New day program for adults with IDD sees enthusiastic response
With the COVID-19 pandemic, it was not an easy time to start a day program for adults with intellectual and developmental disabilities, but in August Bridgeway forged ahead to give locals with disabilities more options to socialize.
Bridgeway was certified in July to begin a day program that would offer activities to address daily living skills and leisure and social activities. The activities are meant to help build interpersonal skills, independence and personal choice.
“I knew that people needed more choices. That was one of the reasons that we decided to start this new service in Picayune,” said Director of Operations Jason Kirkland.
The day program is the third of its kind in Picayune, and Kirkland hopes the competition will increase the quality of all three programs.
“The population can choose where they feel the right fit, what fits them.
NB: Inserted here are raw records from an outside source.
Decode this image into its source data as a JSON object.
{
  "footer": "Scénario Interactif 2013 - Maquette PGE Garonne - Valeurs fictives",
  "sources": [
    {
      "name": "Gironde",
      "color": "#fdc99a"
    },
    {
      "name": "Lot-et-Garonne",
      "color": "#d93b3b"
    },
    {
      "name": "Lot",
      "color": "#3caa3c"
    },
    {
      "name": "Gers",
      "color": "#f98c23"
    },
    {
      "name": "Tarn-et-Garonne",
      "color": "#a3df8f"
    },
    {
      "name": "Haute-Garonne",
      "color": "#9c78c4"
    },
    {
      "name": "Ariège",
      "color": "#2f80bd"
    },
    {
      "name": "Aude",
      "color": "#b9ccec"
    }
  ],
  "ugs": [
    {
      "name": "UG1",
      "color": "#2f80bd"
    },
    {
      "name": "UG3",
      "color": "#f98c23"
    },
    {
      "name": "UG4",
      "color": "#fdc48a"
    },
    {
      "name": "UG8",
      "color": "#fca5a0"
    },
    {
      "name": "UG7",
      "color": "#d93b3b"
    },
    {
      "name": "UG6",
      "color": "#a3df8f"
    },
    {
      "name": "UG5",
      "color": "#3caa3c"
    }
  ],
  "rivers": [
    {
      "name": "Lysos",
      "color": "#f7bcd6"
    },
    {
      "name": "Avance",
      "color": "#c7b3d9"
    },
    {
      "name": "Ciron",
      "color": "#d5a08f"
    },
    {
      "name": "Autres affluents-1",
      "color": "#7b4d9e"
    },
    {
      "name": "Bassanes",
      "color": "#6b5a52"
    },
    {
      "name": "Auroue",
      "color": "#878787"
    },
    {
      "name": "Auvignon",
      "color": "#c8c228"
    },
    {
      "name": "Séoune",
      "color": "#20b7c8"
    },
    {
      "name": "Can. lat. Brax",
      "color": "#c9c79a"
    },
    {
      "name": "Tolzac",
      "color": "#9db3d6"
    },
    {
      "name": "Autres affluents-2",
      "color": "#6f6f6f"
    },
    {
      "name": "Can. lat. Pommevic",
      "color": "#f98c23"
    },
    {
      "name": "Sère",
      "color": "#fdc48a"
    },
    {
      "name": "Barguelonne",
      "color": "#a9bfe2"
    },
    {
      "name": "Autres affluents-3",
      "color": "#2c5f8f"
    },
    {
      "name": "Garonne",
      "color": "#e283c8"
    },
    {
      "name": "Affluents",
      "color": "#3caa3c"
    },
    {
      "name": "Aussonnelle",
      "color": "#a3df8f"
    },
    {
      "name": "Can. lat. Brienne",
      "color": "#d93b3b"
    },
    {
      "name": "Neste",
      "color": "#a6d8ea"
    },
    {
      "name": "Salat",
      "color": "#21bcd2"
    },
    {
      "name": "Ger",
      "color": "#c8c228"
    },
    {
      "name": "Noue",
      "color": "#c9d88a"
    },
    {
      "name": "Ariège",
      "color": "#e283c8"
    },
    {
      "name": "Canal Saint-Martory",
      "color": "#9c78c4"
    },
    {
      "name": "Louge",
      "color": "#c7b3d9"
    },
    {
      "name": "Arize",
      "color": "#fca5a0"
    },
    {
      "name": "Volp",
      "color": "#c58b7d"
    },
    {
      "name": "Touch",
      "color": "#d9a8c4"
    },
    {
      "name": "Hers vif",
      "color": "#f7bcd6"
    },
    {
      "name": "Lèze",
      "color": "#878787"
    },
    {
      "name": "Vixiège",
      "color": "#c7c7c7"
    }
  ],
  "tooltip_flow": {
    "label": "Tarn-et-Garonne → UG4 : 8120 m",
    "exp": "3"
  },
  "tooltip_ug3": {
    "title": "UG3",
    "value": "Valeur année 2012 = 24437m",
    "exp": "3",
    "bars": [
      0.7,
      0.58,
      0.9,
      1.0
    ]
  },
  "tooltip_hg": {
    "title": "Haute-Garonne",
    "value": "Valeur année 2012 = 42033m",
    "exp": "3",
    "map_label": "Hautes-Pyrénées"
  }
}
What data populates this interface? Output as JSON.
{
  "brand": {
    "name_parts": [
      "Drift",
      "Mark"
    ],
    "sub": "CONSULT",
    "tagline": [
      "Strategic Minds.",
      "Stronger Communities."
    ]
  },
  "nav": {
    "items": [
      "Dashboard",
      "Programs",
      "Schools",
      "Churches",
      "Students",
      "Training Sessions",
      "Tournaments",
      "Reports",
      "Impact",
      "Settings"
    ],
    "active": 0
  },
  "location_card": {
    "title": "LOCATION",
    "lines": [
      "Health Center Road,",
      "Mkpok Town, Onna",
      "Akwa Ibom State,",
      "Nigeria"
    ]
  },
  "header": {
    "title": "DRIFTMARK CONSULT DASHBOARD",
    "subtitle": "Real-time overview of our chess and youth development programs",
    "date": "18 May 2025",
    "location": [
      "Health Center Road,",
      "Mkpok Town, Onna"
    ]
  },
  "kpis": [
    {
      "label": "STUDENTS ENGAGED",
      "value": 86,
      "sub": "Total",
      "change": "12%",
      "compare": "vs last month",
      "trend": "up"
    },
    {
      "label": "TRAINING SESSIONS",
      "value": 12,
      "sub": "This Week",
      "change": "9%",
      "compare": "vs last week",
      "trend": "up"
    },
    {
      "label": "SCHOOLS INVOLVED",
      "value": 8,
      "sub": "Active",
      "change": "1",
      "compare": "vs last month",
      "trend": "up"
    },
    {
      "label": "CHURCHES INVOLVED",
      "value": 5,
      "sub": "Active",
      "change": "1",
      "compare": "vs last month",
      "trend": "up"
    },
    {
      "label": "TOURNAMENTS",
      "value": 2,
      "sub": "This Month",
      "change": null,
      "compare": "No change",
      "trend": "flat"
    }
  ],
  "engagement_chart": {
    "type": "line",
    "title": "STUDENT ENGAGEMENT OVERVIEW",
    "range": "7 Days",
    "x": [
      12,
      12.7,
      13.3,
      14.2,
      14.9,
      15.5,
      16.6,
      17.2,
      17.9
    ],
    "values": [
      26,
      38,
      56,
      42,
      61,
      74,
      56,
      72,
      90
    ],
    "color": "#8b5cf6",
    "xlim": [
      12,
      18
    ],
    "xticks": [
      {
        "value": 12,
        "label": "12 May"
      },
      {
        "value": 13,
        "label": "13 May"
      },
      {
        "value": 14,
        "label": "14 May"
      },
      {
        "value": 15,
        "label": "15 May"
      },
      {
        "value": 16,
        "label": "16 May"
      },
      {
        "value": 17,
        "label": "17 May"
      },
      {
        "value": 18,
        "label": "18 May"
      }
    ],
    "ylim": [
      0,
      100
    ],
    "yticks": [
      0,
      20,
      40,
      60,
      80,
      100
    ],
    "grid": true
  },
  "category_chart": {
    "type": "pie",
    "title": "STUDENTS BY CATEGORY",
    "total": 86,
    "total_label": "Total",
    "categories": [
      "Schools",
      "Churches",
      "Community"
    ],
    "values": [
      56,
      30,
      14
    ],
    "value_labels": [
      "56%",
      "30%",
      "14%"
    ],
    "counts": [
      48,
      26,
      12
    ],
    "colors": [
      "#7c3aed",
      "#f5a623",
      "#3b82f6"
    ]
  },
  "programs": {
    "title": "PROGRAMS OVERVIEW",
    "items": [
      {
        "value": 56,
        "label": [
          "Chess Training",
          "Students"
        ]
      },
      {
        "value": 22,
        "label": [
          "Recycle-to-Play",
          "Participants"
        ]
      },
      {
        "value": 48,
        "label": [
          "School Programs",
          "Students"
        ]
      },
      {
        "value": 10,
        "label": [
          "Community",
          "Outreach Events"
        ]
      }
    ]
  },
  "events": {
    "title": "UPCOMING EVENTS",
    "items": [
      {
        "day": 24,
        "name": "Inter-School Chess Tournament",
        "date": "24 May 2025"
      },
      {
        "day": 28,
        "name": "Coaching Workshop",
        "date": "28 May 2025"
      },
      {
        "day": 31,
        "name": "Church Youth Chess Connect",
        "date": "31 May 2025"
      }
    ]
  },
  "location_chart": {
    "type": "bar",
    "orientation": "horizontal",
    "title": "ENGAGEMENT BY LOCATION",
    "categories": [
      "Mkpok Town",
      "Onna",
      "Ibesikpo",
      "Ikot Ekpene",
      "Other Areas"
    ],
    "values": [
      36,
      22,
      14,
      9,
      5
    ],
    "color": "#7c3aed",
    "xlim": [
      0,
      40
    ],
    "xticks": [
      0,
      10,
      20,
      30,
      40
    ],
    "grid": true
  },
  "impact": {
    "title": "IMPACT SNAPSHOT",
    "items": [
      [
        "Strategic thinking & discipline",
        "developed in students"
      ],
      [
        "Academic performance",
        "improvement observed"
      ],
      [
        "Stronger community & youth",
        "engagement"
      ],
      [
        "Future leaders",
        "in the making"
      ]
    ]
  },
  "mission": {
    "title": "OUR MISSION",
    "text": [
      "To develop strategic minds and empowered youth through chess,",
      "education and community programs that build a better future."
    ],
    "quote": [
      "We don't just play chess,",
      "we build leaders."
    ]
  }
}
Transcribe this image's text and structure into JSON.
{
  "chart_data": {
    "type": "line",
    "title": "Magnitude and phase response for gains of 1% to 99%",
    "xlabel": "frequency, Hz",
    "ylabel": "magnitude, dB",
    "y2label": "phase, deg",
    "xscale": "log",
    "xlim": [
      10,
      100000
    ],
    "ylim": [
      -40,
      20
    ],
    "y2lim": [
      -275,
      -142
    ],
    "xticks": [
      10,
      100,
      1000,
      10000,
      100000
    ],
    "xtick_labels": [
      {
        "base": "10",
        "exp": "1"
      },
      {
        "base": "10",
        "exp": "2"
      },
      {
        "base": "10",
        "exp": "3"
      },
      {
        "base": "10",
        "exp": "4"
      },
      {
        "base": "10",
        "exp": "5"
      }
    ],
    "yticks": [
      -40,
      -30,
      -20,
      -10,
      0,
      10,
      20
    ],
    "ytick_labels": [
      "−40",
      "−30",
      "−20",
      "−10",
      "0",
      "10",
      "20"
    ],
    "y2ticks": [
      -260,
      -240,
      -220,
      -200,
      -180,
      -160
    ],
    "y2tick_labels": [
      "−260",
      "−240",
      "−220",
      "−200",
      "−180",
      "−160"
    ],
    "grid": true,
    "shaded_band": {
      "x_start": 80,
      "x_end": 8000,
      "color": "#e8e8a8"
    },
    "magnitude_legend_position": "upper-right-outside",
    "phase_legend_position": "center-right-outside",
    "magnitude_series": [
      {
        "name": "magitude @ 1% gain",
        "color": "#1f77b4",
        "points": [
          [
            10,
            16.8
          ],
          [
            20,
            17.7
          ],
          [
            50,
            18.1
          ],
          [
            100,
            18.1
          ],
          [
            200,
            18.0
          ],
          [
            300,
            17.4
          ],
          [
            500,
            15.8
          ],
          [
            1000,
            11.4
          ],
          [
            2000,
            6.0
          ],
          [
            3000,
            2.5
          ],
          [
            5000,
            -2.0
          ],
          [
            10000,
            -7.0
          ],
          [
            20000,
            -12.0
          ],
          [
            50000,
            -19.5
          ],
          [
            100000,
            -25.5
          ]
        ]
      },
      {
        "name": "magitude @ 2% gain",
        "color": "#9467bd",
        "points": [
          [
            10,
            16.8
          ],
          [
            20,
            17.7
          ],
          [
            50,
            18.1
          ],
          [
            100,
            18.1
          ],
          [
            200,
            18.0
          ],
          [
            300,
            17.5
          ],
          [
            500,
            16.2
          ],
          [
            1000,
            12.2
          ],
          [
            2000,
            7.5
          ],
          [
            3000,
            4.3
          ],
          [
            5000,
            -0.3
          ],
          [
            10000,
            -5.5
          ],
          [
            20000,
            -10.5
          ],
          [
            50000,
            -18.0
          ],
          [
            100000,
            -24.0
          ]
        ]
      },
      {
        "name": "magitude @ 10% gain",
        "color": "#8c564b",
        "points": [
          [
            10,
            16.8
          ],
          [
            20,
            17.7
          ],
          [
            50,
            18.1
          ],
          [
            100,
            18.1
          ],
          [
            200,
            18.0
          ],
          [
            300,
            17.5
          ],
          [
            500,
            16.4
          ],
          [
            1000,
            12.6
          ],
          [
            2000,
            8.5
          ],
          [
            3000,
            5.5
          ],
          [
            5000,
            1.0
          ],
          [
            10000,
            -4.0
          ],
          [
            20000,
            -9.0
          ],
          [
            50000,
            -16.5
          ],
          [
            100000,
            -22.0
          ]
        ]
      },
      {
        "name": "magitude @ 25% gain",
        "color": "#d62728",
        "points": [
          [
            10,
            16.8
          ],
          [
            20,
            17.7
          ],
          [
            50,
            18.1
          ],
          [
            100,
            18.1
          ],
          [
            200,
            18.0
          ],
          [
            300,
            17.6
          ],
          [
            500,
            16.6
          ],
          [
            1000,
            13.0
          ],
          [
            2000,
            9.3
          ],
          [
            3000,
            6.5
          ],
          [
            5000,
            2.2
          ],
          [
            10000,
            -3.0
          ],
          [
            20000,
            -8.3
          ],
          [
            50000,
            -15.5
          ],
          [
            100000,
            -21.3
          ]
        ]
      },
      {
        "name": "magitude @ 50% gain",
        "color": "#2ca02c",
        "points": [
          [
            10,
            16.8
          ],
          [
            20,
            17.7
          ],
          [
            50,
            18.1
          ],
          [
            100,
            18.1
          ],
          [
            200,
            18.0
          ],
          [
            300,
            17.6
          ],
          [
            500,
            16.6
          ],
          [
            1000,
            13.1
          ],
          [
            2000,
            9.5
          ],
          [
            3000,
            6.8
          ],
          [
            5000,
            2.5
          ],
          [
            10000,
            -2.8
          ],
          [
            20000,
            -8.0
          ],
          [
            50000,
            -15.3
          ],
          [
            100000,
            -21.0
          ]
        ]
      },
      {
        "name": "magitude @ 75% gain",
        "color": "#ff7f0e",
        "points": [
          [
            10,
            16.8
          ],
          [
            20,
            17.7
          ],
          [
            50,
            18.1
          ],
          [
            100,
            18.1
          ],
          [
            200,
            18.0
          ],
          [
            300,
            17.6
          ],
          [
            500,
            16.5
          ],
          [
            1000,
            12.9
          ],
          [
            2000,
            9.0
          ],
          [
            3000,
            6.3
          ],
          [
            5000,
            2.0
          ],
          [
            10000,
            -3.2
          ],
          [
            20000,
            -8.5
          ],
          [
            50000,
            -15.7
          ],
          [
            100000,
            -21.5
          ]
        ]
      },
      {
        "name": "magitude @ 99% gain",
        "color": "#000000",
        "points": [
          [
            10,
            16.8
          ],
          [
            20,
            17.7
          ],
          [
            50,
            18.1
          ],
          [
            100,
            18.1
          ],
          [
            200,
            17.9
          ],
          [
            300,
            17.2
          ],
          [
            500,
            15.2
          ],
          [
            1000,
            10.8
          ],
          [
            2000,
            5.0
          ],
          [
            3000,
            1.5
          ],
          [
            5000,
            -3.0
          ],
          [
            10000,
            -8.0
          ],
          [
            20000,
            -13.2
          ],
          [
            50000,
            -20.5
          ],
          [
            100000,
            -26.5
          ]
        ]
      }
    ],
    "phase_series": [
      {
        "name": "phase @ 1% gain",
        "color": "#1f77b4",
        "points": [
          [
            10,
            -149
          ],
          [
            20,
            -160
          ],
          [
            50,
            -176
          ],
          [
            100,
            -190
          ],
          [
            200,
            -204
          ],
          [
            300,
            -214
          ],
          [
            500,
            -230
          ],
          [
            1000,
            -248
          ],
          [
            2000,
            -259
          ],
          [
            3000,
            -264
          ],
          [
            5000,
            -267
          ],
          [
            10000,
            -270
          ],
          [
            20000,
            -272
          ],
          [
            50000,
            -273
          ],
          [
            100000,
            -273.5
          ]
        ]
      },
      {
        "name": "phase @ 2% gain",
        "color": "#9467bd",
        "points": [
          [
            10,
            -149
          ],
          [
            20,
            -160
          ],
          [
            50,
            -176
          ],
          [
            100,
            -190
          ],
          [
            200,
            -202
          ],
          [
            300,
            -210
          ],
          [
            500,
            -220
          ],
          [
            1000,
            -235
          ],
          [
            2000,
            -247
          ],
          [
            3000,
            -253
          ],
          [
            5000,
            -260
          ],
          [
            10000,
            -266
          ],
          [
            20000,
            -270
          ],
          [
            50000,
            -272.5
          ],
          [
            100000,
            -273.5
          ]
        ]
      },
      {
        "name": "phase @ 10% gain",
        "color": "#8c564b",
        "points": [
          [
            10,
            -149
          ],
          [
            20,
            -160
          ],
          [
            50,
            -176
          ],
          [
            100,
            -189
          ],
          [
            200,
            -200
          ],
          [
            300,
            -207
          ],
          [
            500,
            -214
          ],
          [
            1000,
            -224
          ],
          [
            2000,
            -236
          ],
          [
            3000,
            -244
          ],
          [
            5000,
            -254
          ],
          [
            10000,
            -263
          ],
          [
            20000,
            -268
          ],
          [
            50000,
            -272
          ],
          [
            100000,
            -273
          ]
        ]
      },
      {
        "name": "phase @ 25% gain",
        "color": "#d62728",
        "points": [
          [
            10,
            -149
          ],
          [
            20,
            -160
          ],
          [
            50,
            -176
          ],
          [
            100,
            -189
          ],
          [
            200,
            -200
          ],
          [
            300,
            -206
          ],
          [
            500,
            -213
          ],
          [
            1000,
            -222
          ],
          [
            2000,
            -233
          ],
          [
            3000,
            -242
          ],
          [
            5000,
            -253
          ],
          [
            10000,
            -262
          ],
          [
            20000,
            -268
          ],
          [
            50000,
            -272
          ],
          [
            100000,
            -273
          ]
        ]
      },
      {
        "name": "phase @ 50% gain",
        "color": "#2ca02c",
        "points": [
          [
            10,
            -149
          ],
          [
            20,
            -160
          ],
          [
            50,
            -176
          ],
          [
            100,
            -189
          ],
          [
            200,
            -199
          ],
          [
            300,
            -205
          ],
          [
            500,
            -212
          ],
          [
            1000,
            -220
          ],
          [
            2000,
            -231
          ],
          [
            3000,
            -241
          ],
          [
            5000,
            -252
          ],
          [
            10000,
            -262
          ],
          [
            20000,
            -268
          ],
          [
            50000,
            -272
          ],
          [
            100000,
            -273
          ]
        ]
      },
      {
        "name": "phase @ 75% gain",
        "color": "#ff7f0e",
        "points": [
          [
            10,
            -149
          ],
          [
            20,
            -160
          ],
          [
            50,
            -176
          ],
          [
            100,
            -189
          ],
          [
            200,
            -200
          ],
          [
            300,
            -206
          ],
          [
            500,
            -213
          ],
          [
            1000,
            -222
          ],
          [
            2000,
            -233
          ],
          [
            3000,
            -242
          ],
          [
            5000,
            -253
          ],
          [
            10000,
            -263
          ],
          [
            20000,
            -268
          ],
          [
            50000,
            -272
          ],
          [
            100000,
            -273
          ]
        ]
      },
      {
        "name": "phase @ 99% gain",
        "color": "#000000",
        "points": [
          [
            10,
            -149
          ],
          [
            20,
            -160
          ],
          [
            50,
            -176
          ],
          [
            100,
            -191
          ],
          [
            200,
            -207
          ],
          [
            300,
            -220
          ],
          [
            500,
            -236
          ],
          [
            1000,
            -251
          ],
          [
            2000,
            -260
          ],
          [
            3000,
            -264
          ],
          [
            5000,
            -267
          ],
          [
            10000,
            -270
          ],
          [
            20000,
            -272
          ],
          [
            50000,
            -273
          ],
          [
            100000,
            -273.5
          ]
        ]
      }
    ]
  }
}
The philosophies of the organization and the programming itself varies significantly, especially in profit and not for profit organizations,” he said.
Bridgeway is a non-profit, and the majority of its funding comes from billing Medicaid, while some is supported through donations. The day program has been inundated with responses, said Kirkland, and now has 18 people signed up with more expected to come through referrals.
“It’s a real challenging time right now, adding a service like this with COVID-19. It just really brings a lot of extra challenges, but the staff and the participants have been very supportive of our safety environment and keeping folks safe.”
The program follows CDC guidelines for reducing the spread of COVID-19 and so far has had zero cases in the program.
“It wasn’t an ideal time to start, but folks do need to have some outlet in their day to day life to have some type of socialization,” said Kirkland.
The program offers small group and individual activities to prevent the spread of COVID-19. Socializing is an important part of life for anyone, including people with developmental and intellectual disabilities, said Kirkland.
“People with disabilities are just like us. They want to have different relationships, meet new people. This gives them the social outlet to connect to different people in the community that they may never have connected to.”
The day program also gives parents or caregivers some time to themselves during the day.
Bridgeway has added new staff for the day program and expects to add more new employees as the number of participants increases. The program adheres to a specific ratio of staff to participants required by the Mississippi Department of Mental Health.